I recently rode along in CPR’s van on an Operation Street Paws mission, along with CPR founder and director Lisa Scarbrough and Operation Street Paws Coordinator Julia Schaaf. Here is my report.
THE VAST majority of homeless people live quietly, ask for little, and mind their own business. Forging credibility and trust is the first step in homeless outreach, and Coastal Pet Rescue is no exception.
CPR’s point person for contact with the camps is Antoinette Joiner of the Chatham-Savannah Authority for the Homeless.
“She’s the gatekeeper. She rides with us to introduce us, and takes us to the places she knows have pets,” Lisa says.
“We take food, and start building a relationship. We ask how the pet is doing, if they have any concerns,” she says.
Many homeless people do have cellphones, which are a vital lifeline. Sometimes those with phones relay messages to other pet owners without them.
“A lot of times, people feel a little ashamed that they haven’t gotten the pet their shots in a long time, if ever. We offer to fix that. We bring basic vaccinations and deworming meds with us,” Lisa says.
While pets provide priceless companionship, they can also breed prolifically unless fixed. The resulting spiral of animals needing homes and/or medical treatment becomes another part of the matrix of issues surrounding homelessness.
“We ask them if the pet is spayed/neutered, and if not, would they be interested in having it done if it is paid for. That’s a very hard sell for some.

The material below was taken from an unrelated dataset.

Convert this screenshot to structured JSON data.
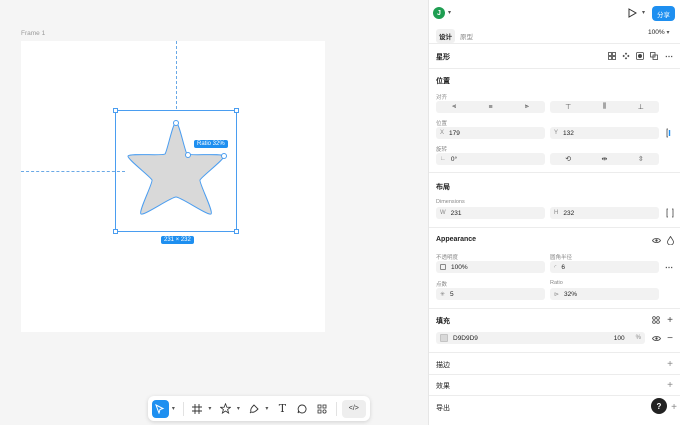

We get a lot of yesses for cats, not a lot for dogs,” she says.
THE FIRST camp we visit is nicknamed “Turtle Row,” alongside the Jones Canal in East Savannah, for the many turtles you see sunning themselves by the algae-encrusted water.
We’re visiting a graceful female white pit mix named Tempest and looking after a family of cats there. Julia calls out to alert the residents of our approach, but only Tempest is home today.

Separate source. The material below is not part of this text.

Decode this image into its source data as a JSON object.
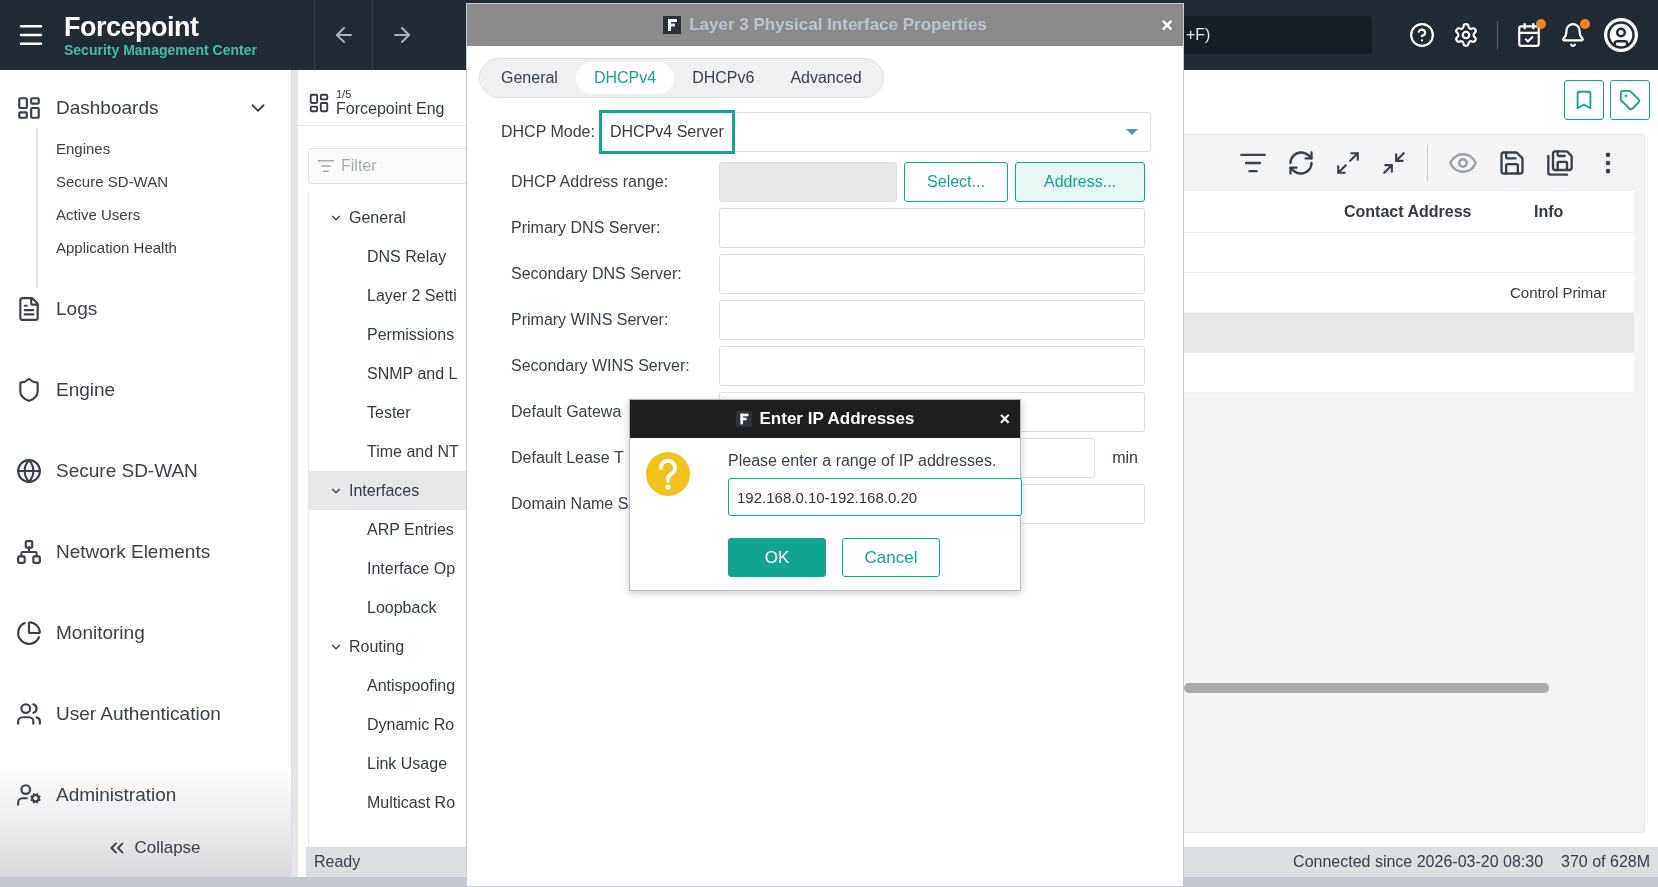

So we spend some time with her, and leave some canned food for the owners to feed the animals with when they return.
While a very prevalent issue in homeless camps is the difficulty of disposing trash, Turtle Row is a bit different.
“Someone here recently got access to a vehicle, which is pretty unusual in homeless communities,” says Julia. “So they’re able to take their trash out of the camp and dump it. We don’t usually see that.”

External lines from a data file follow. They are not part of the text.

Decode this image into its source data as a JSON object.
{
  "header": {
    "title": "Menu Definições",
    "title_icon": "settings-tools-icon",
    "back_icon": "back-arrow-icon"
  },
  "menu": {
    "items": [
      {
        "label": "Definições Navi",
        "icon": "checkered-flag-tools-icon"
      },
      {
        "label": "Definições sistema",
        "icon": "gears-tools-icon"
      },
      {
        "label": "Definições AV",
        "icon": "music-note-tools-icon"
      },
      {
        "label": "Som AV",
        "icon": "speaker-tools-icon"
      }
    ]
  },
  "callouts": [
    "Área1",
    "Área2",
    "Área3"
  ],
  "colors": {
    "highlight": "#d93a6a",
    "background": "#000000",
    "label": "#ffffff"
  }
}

Indeed, one of my biggest takeaways from this afternoon will be just how vital sanitation services are, and how much they are taken for granted.
If anything, the homeless create far less trash than the normal American consumer. But because they don’t have access to the same regular trash pickup that most of us do, the trash piles up. And piles up.
This creates ancillary problems, such as rodents, insects, snakes, a general lack of hygiene, and.... alligators. Yes, alligators.
The scarcity of access to vehicles means the camps are mostly dependent on others for trash disposal. And there’s the rub .
Probably the main thing all the homeless camps say they really need is a simple dumpster. But you’d be surprised what a political hot potato a dumpster can be:
You need a permit, you need permission from the property owner, you need a service to dump it regularly, you need someone in government who gives a damn and who’ll find a way to pay for it.
Much like unicorns, dumpsters in the camps are mostly mythical — but a creature constantly yearned for nonetheless.
We then make a stop at the Oasis Center on Wheaton Street to drop off some clothes and supplies for distribution to the camps.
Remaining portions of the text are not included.